Issues & Insights

Keep Energy Markets Open

Rjcastillo

Between reduced demand resulting from the COVID-19 crisis and a Saudi Arabia-Russia price war, oil prices have taken a big hit in recent weeks. In response, many businesses and politicians that have repeatedly requested tariff reductions from the Trump administration are now using the administration’s protectionist tendencies to seek new tariffs of their own.

For example, Sen. Jim Inhofe (R-OK) has asked Commerce Secretary Wilbur Ross to conduct a “national security” investigation into oil sales by Russia and Saudi Arabia. The investigation could lead to new tariffs on imported oil. Some Texas producers have called for tariffs of up to $40 per barrel of Saudi-produced oil.

This is in contrast with what Inhofe said as the White House was ramping up the trade war, lamenting the effects that tariffs have on the economy of Oklahoma and the country at large. In June 2018, Inhofe wrote that he had “heard from businesses and industries across Oklahoma about how the immediate impact of tariffs and quotas have negatively impacted local investment.”

U.S. energy producers have been harmed by “national security” tariffs on steel and aluminum. The price of U.S. pipelines, drilling equipment, and other materials needed to find, produce, and deliver energy have been driven up by these tariffs. At the same time, energy producers faced new retaliatory tariffs on their exports. The government shouldn’t expand that damaging policy.

Tariffs aren’t the only risk. At the state level, Texas Railroad Commissioner Ryan Sitton, whose agency regulates oil and gas producers, has suggested limits on oil production. According to Commissioner Sitton, “In theory, Texas could cut production by 10%, and if Saudi Arabia is willing to cut production by 10% from its pre-pandemic levels and Russia is willing to do the same, it would return the market to pre-crisis levels.”

Railroad Commission chairman Wayne Christian responded “… as a free-market conservative, I have a number of reservations with this approach.” Fortunately, the commission decided against taking action on production limits.

There’s no doubt that currently low prices are harming many U.S. energy producers. But for every producer, there are thousands of consumers who benefit from lower energy prices. According to AAA, the average price for a gallon of gasoline fell from $2.89 per gallon a year ago to just $1.81 per gallon today.

The imposition of more tariffs isn’t the only concern. Another danger is that special interests may redouble their efforts to secure special tax treatment for so-called “green energy.” Lobbyists have already attempted to persuade Congress to include tax credits for wind and solar energy in COVID-19 relief bills.

There are better ways to address this issue than by imposing tariffs, enacting subsidies, or enforcing production limits.

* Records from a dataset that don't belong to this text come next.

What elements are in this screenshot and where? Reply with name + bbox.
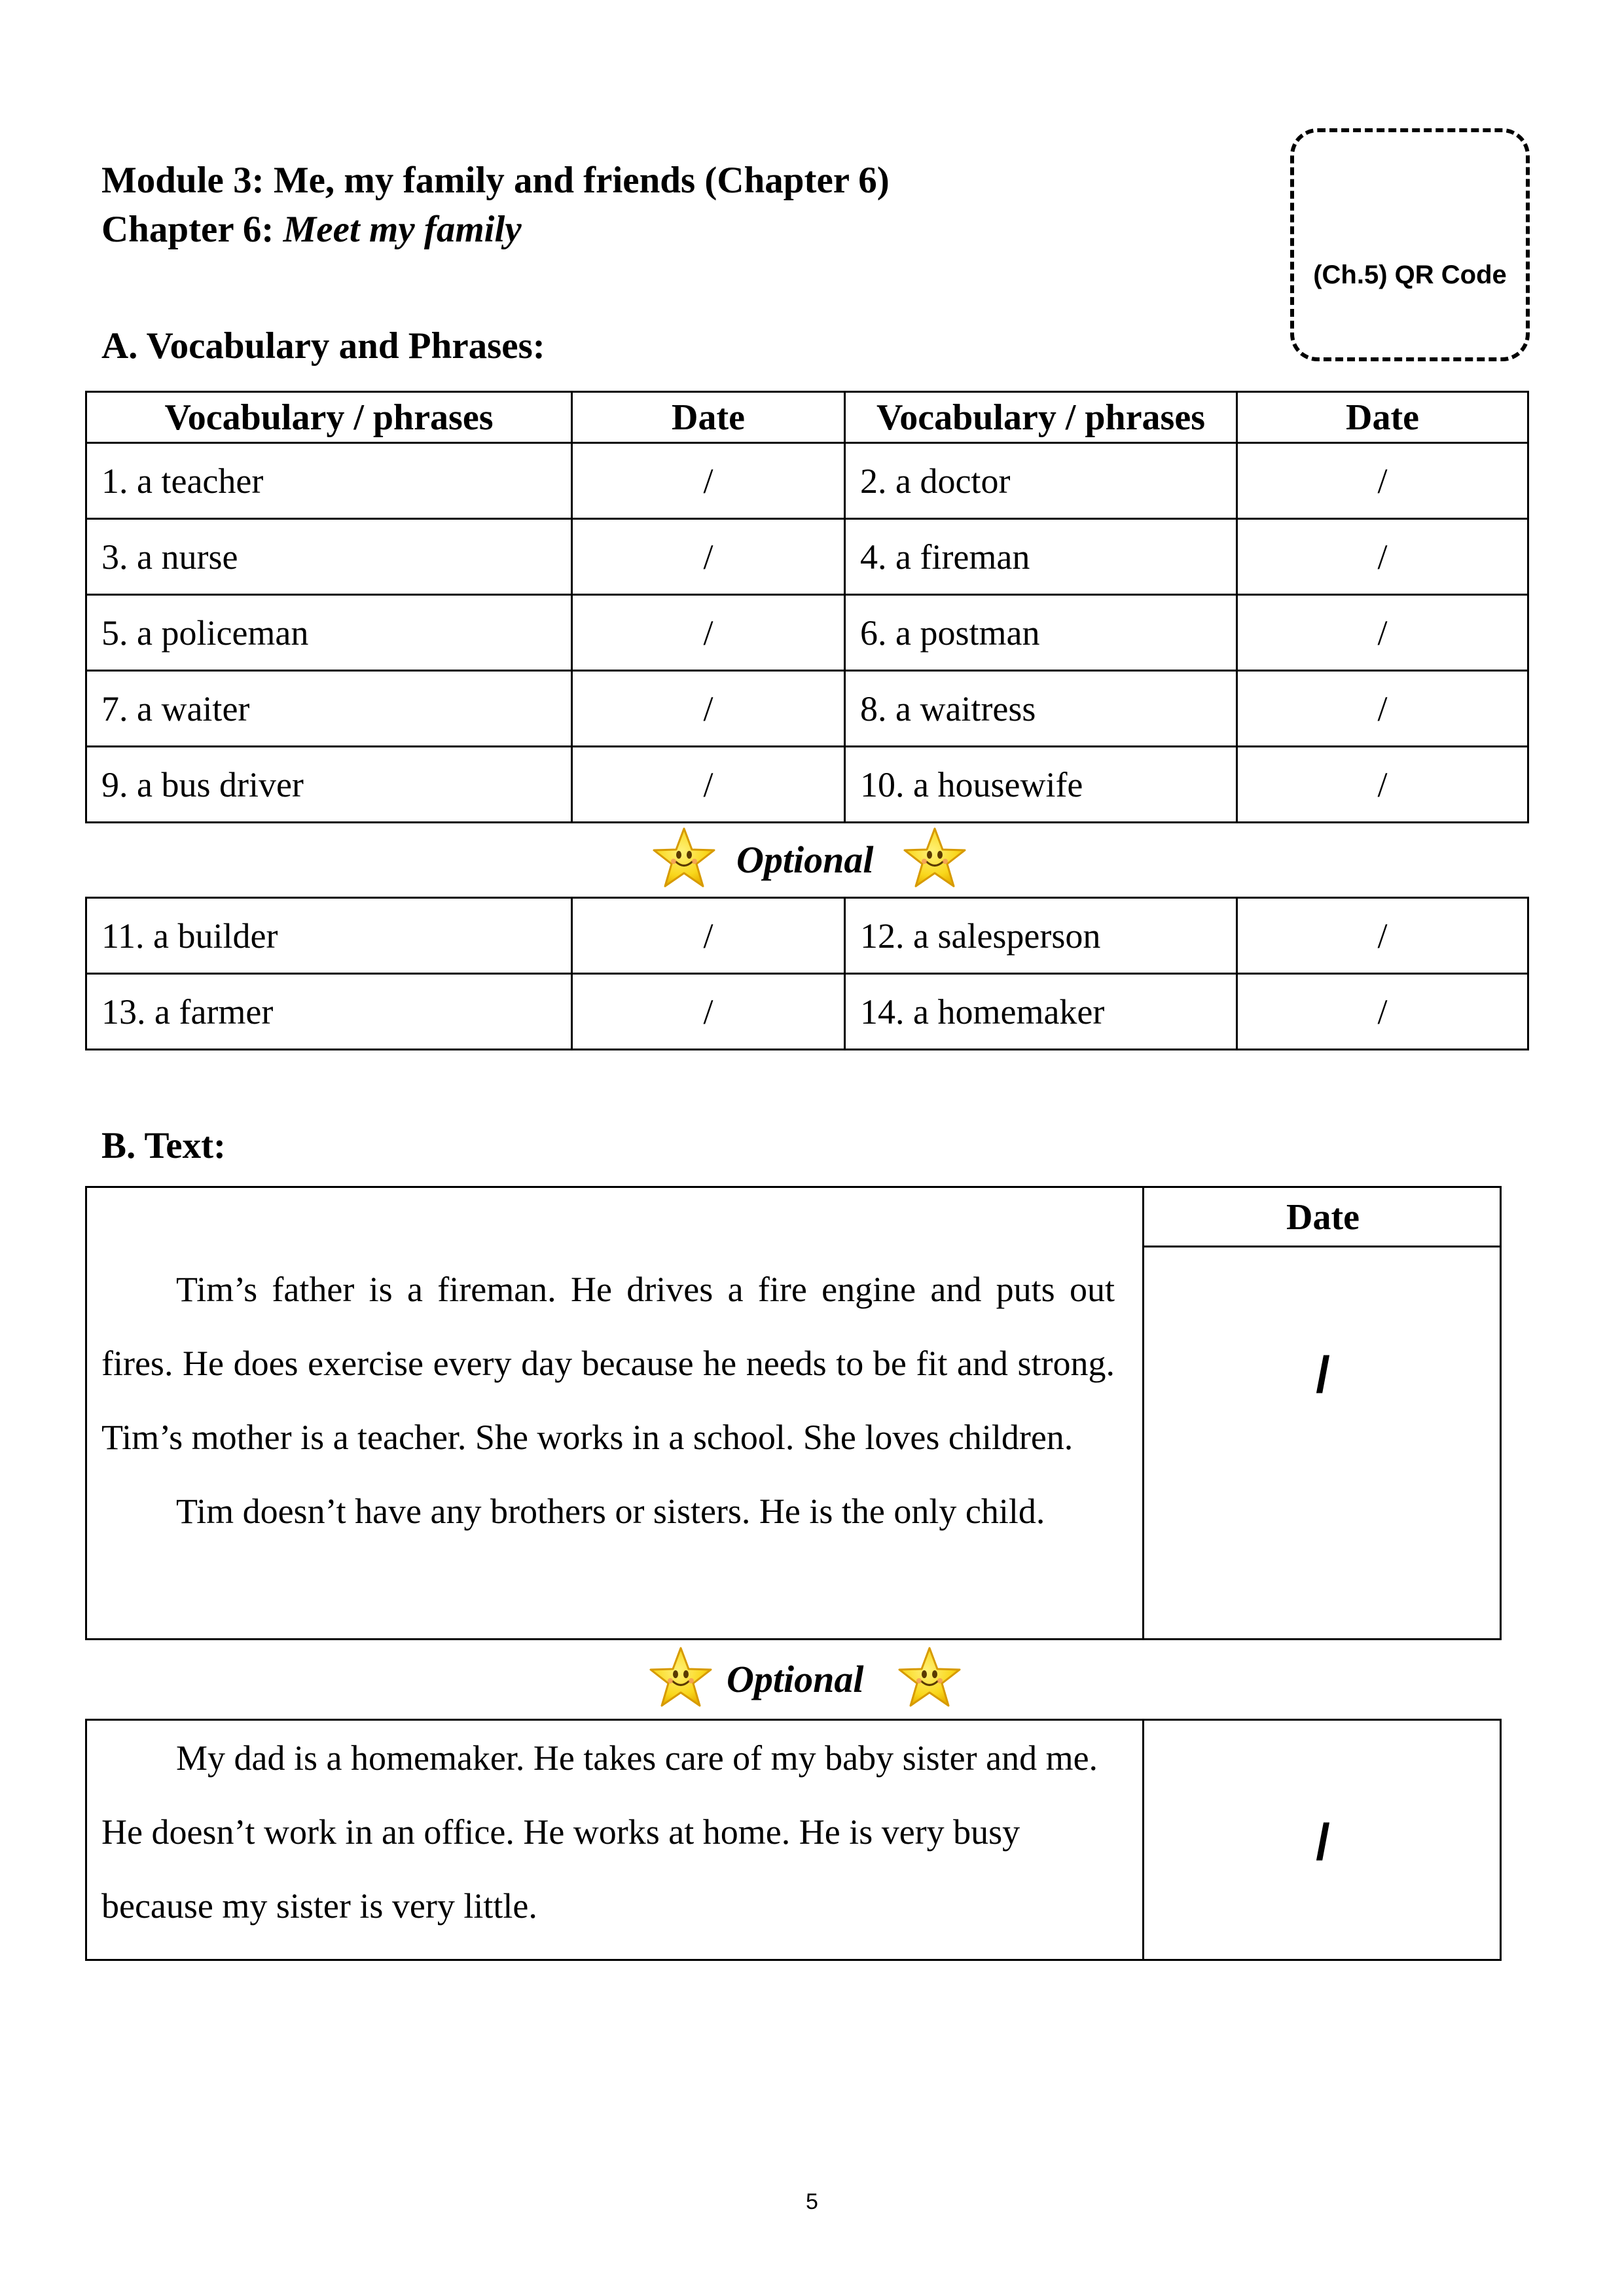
- date-cell[interactable]: /: [572, 747, 845, 823]
- date-cell[interactable]: /: [572, 519, 845, 595]
- optional-vocabulary-table: [85, 897, 1529, 1050]
- text-1-date-cell[interactable]: /: [1316, 1346, 1330, 1403]
- vocabulary-item: 2. a doctor: [845, 443, 1237, 519]
- vocabulary-item: 13. a farmer: [86, 974, 572, 1050]
- chapter-title: Meet my family: [283, 209, 522, 250]
- text-2-date-cell[interactable]: /: [1316, 1813, 1330, 1871]
- star-icon: [648, 1645, 713, 1711]
- vocabulary-item: 3. a nurse: [86, 519, 572, 595]
- vocabulary-item: 9. a bus driver: [86, 747, 572, 823]
- chapter-title-line: [101, 211, 522, 248]
- vocabulary-item: 7. a waiter: [86, 671, 572, 747]
- chapter-prefix: Chapter 6:: [101, 209, 274, 250]
- vocabulary-item: 8. a waitress: [845, 671, 1237, 747]
- column-divider: [1142, 1186, 1144, 1640]
- vocabulary-item: 10. a housewife: [845, 747, 1237, 823]
- date-cell[interactable]: /: [1237, 671, 1528, 747]
- table-row: [86, 898, 1528, 974]
- table-row: [86, 747, 1528, 823]
- date-cell[interactable]: /: [1237, 974, 1528, 1050]
- text-1-paragraph-1: Tim’s father is a fireman. He drives a fire engine and puts out fires. He does exercise every day because he needs to be fit and strong. Tim’s mother is a teacher. She works in a school. She loves children.: [101, 1270, 1115, 1457]
- qr-code-label: (Ch.5) QR Code: [1313, 260, 1507, 289]
- optional-label: Optional: [736, 838, 874, 881]
- date-cell[interactable]: /: [572, 595, 845, 671]
- column-header-vocabulary: Vocabulary / phrases: [845, 392, 1237, 443]
- date-cell[interactable]: /: [572, 443, 845, 519]
- optional-label: Optional: [727, 1658, 864, 1700]
- date-cell[interactable]: /: [572, 974, 845, 1050]
- vocabulary-table-header: [86, 392, 1528, 443]
- vocabulary-item: 5. a policeman: [86, 595, 572, 671]
- star-icon: [902, 826, 967, 891]
- date-cell[interactable]: /: [1237, 747, 1528, 823]
- text-2-box: [85, 1719, 1502, 1961]
- section-a-heading: A. Vocabulary and Phrases:: [101, 325, 545, 367]
- date-column-header: Date: [1286, 1197, 1360, 1238]
- date-cell[interactable]: /: [572, 898, 845, 974]
- date-cell[interactable]: /: [1237, 519, 1528, 595]
- vocabulary-item: 11. a builder: [86, 898, 572, 974]
- vocabulary-item: 4. a fireman: [845, 519, 1237, 595]
- table-row: [86, 974, 1528, 1050]
- text-1-paragraph-2: Tim doesn’t have any brothers or sisters. He is the only child.: [176, 1492, 1045, 1531]
- table-row: [86, 595, 1528, 671]
- date-cell[interactable]: /: [1237, 595, 1528, 671]
- date-cell[interactable]: /: [1237, 898, 1528, 974]
- table-row: [86, 443, 1528, 519]
- date-cell[interactable]: /: [572, 671, 845, 747]
- vocabulary-item: 12. a salesperson: [845, 898, 1237, 974]
- text-2-body: [101, 1721, 1115, 1943]
- column-header-date: Date: [1237, 392, 1528, 443]
- page-number: 5: [806, 2189, 818, 2214]
- column-header-date: Date: [572, 392, 845, 443]
- column-header-vocabulary: Vocabulary / phrases: [86, 392, 572, 443]
- text-2-paragraph-1: My dad is a homemaker. He takes care of my baby sister and me. He doesn’t work in an office. He works at home. He is very busy because my sister is very little.: [101, 1738, 1098, 1926]
- module-title: Module 3: Me, my family and friends (Chapter 6): [101, 160, 890, 201]
- section-b-heading: B. Text:: [101, 1125, 226, 1166]
- text-1-box: [85, 1186, 1502, 1640]
- text-1-body: [101, 1253, 1115, 1549]
- table-row: [86, 671, 1528, 747]
- vocabulary-item: 1. a teacher: [86, 443, 572, 519]
- table-row: [86, 519, 1528, 595]
- date-cell[interactable]: /: [1237, 443, 1528, 519]
- star-icon: [651, 826, 717, 891]
- vocabulary-item: 6. a postman: [845, 595, 1237, 671]
- star-icon: [897, 1645, 962, 1711]
- date-header-divider: [1142, 1246, 1502, 1247]
- qr-code-placeholder: [1290, 128, 1530, 361]
- vocabulary-table: [85, 391, 1529, 823]
- vocabulary-item: 14. a homemaker: [845, 974, 1237, 1050]
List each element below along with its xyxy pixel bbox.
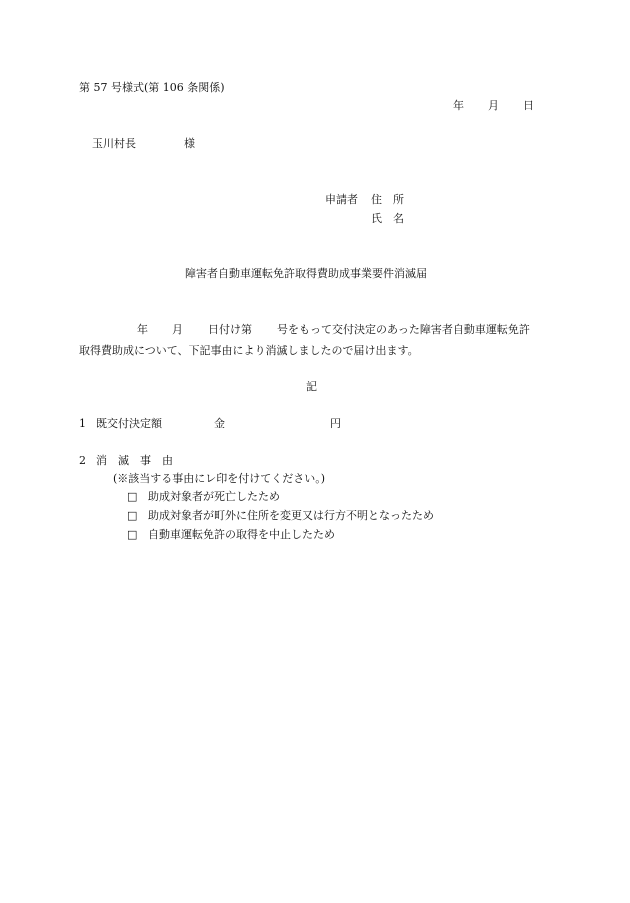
item1-label: 既交付決定額 [96, 417, 162, 430]
option-label: 助成対象者が死亡したため [148, 490, 280, 503]
item2-number: 2 [79, 454, 86, 467]
item2-label: 消 滅 事 由 [96, 454, 173, 467]
document-title: 障害者自動車運転免許取得費助成事業要件消滅届 [185, 267, 427, 280]
option-label: 自動車運転免許の取得を中止したため [148, 528, 335, 541]
addressee-name: 玉川村長 [92, 137, 136, 150]
item2-note: (※該当する事由にレ印を付けてください。) [113, 472, 326, 485]
applicant-label: 申請者 [325, 193, 358, 206]
body-day-issued: 日付け第 [208, 323, 252, 336]
item1-number: 1 [79, 417, 86, 430]
date-day-label: 日 [523, 99, 534, 112]
option-checkbox[interactable]: □ [127, 490, 138, 503]
body-month-label: 月 [172, 323, 183, 336]
item1-currency-prefix: 金 [214, 417, 225, 430]
applicant-address-label: 住 所 [371, 193, 404, 206]
item1-currency-suffix: 円 [330, 417, 341, 430]
option-label: 助成対象者が町外に住所を変更又は行方不明となったため [148, 509, 434, 522]
ki-mark: 記 [306, 380, 317, 393]
applicant-name-label: 氏 名 [371, 212, 404, 225]
option-checkbox[interactable]: □ [127, 509, 138, 522]
date-year-label: 年 [453, 99, 464, 112]
body-number-text: 号をもって交付決定のあった障害者自動車運転免許 [277, 323, 530, 336]
date-month-label: 月 [488, 99, 499, 112]
body-line2: 取得費助成について、下記事由により消滅しましたので届け出ます。 [79, 344, 419, 357]
addressee-honorific: 様 [184, 137, 195, 150]
form-number: 第 57 号様式(第 106 条関係) [79, 81, 225, 94]
body-year-label: 年 [137, 323, 148, 336]
option-checkbox[interactable]: □ [127, 528, 138, 541]
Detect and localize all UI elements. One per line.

For starters, the Trump administration should drop tariffs on imported steel and aluminum. By driving up the price of everything from drills to rigs to pipelines, these tariffs are a barrier to U.S. energy dominance.

In addition, President Trump has called Saudi crown prince Mohammed bin Salman “a friend of mine.” He should use this relationship to encourage that U.S. concerns are taken seriously. Six Republican Senators have asked Secretary of State Mike Pompeo to encourage the Saudi government to change course and leave OPEC entirely.

Oil prices have recently rebounded, and when things return to normal and global economic growth resumes, U.S. energy producers are sure to benefit from growing demand for energy. Tariffs and supply limits may look good to some as a temporary band-aid, but the best long-term solution is for the United States to remain a leader in promoting free markets.

Bryan Riley is director of the National Taxpayers Union’s Free Trade Initiative.